Popular-archaeology.com

 

 

Macchu Picchu

 

AMERICAN SOCIETY OF HUMAN GENETICS, SAN DIEGO, Calif. – Ancient populations in the Andes of Peru adapted to their high-altitude environment and the introduction of agriculture in ways distinct from other global populations that faced similar circumstances, according to findings* presented at the American Society of Human Genetics (ASHG) 2018 Annual Meeting in San Diego, Calif.

John Lindo, PhD, JD, assistant professor of anthropology at Emory University, and a group of international collaborators headed by Anna Di Rienzo, PhD, at the University of Chicago and Mark Aldenderfer, PhD, at the University of California, Merced, set out to use newly available samples of 7,000-year-old DNA from seven whole genomes to study how ancient people in the Andes adapted to their environment. They compared these genomes with 64 modern-day genomes from both highland Andean populations and lowland populations in Chile, in order to identify the genetic adaptations that took place before the arrival of Europeans in the 1500s.

“Contact with Europeans had a devastating impact on South American populations, such as the introduction of disease, war, and social disruption,” explained Dr. Lindo. “By focusing on the period before that, we were able to distinguish environmental adaptations from adaptations that stemmed from historical events.”

They found that Andean populations’ genomes adapted to the introduction of agriculture and resulting increase in starch consumption differently from other populations. For example, the genomes of European farming populations show an increased number of copies of the gene coding for amylase, an enzyme in saliva that helps break down starch. While Andeans also followed a high-starch diet after they started to farm, their genomes did not have additional copies of the amylase gene, prompting questions about how they may have adapted to this change.

Similarly, Tibetan genomes, which have been studied extensively for their adaptations to high altitude, show many genetic changes related to the hypoxia response – how the body responds to low levels of oxygen. The Andean genomes did not show such changes, suggesting that this group adapted to high altitude in another way.

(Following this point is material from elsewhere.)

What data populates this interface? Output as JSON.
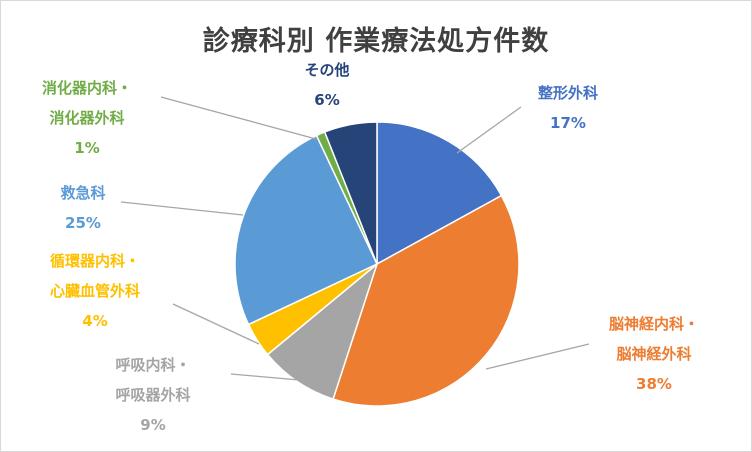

The researchers also found that after contact with Europeans, highland Andeans experienced an effective population reduction of 27 percent, far below the estimated 96 percent experienced by lowland populations. Previous archaeological findings showed some uncertainty to this point, and the genetic results suggested that by living in a harsher environment, highland populations may have been somewhat buffered from the reach and resulting effects of European contact. The findings also showed some selection for immune-related genes after the arrival of Europeans, suggesting that Andeans who survived were better able to respond to newly introduced diseases like smallpox.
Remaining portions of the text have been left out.